A major National Rifle Association donor sued the gun-rights organization this week for fraud, saying its leaders have misspent money over the last four years, ignoring the group’s core mission while paying for expensive clothing and trips for CEO Wayne LaPierre.
David Dell’Aquila filed a federal class-action lawsuit in Tennessee and fired off letters to the attorneys general in New York and Washington on Wednesday, urging them to complete investigations into the NRA well before the 2020 election.
“We feel that the NRA no longer represents its membership and has been corrupted by those in control,” said Mr. Dell’Aquila, who has given about $100,000 worth of cash and gifts to the group in the last several years and — until recently — had pledged most of his estate to the group when he died.
The lawsuit is the latest headache for the gun-rights organization, which has been rocked this year by the departure of top staffers including President Oliver North and former top strategist Chris Cox, and parted ways with its longtime advertising agency after a public dispute over finances.
The NRA is also facing probes by the attorneys general in New York and Washington over financial activities, with the organization’s coveted nonprofit status at risk.
Mr. Dell’Aquila, in his new lawsuit that posted to the Middle District of Tennessee on Wednesday, says the NRA under Mr. LaPierre has drifted from its “core mission” of protecting gun owners’ rights and promoting firearm safety.

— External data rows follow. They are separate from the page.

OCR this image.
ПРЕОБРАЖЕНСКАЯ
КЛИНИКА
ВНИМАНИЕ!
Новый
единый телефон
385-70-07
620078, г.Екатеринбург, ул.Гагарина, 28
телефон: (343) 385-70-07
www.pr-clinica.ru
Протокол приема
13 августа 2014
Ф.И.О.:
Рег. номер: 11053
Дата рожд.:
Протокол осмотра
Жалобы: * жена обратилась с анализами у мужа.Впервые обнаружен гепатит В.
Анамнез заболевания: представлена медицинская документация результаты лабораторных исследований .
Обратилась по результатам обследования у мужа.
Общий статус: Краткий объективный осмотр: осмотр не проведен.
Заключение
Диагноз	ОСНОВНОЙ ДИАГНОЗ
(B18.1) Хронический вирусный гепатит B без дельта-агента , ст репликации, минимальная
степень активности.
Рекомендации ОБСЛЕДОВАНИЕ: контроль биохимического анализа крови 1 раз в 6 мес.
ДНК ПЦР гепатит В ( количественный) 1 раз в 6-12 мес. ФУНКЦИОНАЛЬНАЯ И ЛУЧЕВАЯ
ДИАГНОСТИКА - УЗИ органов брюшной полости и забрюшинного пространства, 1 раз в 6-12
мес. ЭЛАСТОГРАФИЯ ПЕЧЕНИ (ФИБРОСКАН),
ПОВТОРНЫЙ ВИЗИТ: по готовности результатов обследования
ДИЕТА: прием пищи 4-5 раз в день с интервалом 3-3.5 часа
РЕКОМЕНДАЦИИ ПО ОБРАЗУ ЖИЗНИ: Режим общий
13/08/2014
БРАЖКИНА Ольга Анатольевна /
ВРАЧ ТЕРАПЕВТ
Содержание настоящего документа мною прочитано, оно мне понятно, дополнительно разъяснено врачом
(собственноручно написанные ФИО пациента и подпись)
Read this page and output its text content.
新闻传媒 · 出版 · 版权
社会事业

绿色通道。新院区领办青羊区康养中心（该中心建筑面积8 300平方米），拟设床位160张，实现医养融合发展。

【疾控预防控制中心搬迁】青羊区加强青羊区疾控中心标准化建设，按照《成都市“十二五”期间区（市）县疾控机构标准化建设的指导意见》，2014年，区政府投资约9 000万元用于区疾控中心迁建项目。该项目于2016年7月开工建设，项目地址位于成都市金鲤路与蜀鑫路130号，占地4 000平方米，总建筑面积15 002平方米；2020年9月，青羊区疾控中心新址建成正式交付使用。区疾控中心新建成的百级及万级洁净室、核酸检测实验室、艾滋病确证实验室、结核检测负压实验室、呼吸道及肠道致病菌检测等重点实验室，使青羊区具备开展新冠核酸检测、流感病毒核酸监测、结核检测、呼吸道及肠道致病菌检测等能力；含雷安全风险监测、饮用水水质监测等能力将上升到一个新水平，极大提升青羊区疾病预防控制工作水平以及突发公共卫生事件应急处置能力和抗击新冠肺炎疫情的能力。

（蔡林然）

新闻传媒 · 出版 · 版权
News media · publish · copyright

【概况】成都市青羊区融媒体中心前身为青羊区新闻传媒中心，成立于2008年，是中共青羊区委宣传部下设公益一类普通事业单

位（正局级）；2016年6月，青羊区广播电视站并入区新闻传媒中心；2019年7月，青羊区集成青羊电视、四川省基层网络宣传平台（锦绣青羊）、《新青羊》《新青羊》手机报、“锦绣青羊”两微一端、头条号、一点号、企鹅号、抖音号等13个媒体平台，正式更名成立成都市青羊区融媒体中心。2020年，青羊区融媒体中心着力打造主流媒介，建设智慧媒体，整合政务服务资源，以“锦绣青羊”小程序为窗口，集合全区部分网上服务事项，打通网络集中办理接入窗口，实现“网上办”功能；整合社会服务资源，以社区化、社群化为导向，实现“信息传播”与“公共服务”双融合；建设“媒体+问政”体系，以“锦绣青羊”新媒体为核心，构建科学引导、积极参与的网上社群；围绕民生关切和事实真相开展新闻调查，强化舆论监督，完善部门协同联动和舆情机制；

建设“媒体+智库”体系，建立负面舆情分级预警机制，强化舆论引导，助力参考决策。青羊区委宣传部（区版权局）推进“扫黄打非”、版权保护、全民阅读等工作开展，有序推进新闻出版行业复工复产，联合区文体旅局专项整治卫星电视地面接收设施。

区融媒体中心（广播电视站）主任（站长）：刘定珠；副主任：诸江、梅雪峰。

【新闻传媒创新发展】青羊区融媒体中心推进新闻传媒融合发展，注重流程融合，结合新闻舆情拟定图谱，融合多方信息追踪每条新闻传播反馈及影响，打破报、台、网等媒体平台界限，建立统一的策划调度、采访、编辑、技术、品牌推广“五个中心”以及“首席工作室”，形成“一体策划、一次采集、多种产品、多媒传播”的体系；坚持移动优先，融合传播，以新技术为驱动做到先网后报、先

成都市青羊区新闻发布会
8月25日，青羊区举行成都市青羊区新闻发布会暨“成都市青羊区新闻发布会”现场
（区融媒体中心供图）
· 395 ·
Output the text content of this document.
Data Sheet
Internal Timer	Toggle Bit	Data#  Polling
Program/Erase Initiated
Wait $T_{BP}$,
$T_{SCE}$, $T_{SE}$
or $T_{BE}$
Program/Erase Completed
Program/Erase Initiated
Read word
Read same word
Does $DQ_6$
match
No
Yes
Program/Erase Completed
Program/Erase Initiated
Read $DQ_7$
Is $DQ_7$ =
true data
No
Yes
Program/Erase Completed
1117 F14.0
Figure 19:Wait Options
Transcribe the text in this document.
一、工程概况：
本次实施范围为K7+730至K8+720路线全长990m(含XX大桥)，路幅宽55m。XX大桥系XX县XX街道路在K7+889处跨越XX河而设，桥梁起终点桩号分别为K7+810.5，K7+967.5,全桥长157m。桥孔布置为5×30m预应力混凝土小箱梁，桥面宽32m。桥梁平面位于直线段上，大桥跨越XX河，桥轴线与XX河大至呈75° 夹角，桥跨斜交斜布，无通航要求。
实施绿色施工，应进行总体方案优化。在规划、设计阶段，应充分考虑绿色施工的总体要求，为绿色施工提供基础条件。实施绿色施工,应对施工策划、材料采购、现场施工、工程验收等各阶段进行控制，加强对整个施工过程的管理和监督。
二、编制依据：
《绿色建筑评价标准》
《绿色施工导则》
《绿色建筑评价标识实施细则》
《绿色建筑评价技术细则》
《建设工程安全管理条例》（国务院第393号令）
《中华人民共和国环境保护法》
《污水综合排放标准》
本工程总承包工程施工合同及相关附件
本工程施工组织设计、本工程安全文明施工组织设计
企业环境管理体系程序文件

He lists nearly $275,000 he says the NRA spent on clothes for Mr. LaPierre at a Beverly Hills store and more than $243,000 on “luxury travel” for him to destinations such as the Bahamas and Palm Beach, Florida.
And citing a memo Mr. North wrote in April, the new lawsuit says the NRA has paid the Brewer law firm nearly $2 million a month but the money was “not properly authorized by the NRA.” Mr. North had told NRA officials the payments to the Brewer firm, which is representing the organization in a lawsuit against New York, were “draining NRA cash at mind-boggling speed.”
NRA President Carolyn Meadows called the expenditures and legal fees in question “stale news” that’s been “recycled by those with personal agendas.”
“I have full confidence in Wayne LaPierre, the Brewer firm, and the substantial amount of work being done in support of the NRA and our members,” she said.
She called the new lawsuit a “misguided and frivolous pursuit,” saying it “parrots claims from an individual who has worked for anti-NRA organizations and openly campaigned against our cause and our association. End of story.”
William A. Brewer III told The Washington Times the lawsuit is “totally without merit.”
“There was no legitimate ‘investigation’ by Lt. Col. North and the so-called ‘crisis management committee’ never existed — we believe it was part of a contrived narrative to advance the interests of Lt. Col. North, his employer (Ackerman McQueen), and to deflect attention from their conduct,” Mr. Brewer said in a statement to The Times. Ackerman McQueen is the ad agency the NRA parted ways with.
Mr. Dell’Aquila is seeking damages equal to the amount that he and other members have donated to the NRA and its foundation since Jan. 1, 2015, “together with costs, punitive damages and attorneys fees.”
He said the lawsuit is part of a broader effort to clean up the organization.
He said the group’s bylaws need reform, and the NRA needs more accountability and transparency, and better marketing and branding.
He also sent letters to New York Attorney General Letitia James and D.C. Attorney General Karl Racine asking them not to let their ongoing probes drag into the 2020 campaign season. He said he feared New York authorities might stage “an early morning police raid” of NRA leaders’ residences.
“The followers of the grassroots are concerned that this raid would be intended to influence the presidential election, by attempting to discredit the NRA,” he wrote.
The offices of Ms. James and Mr. Racine did not respond to requests for comment.
Shortly after Mr. Dell’Aquila filed his lawsuit, multiple outlets reported that Mr. LaPierre had been in talks with the group’s former ad agency last year to buy a $5 million to $6 million mansion in the Dallas area before the plan was abandoned.
The scuttled deal is reportedly part of New York’s investigation into the group.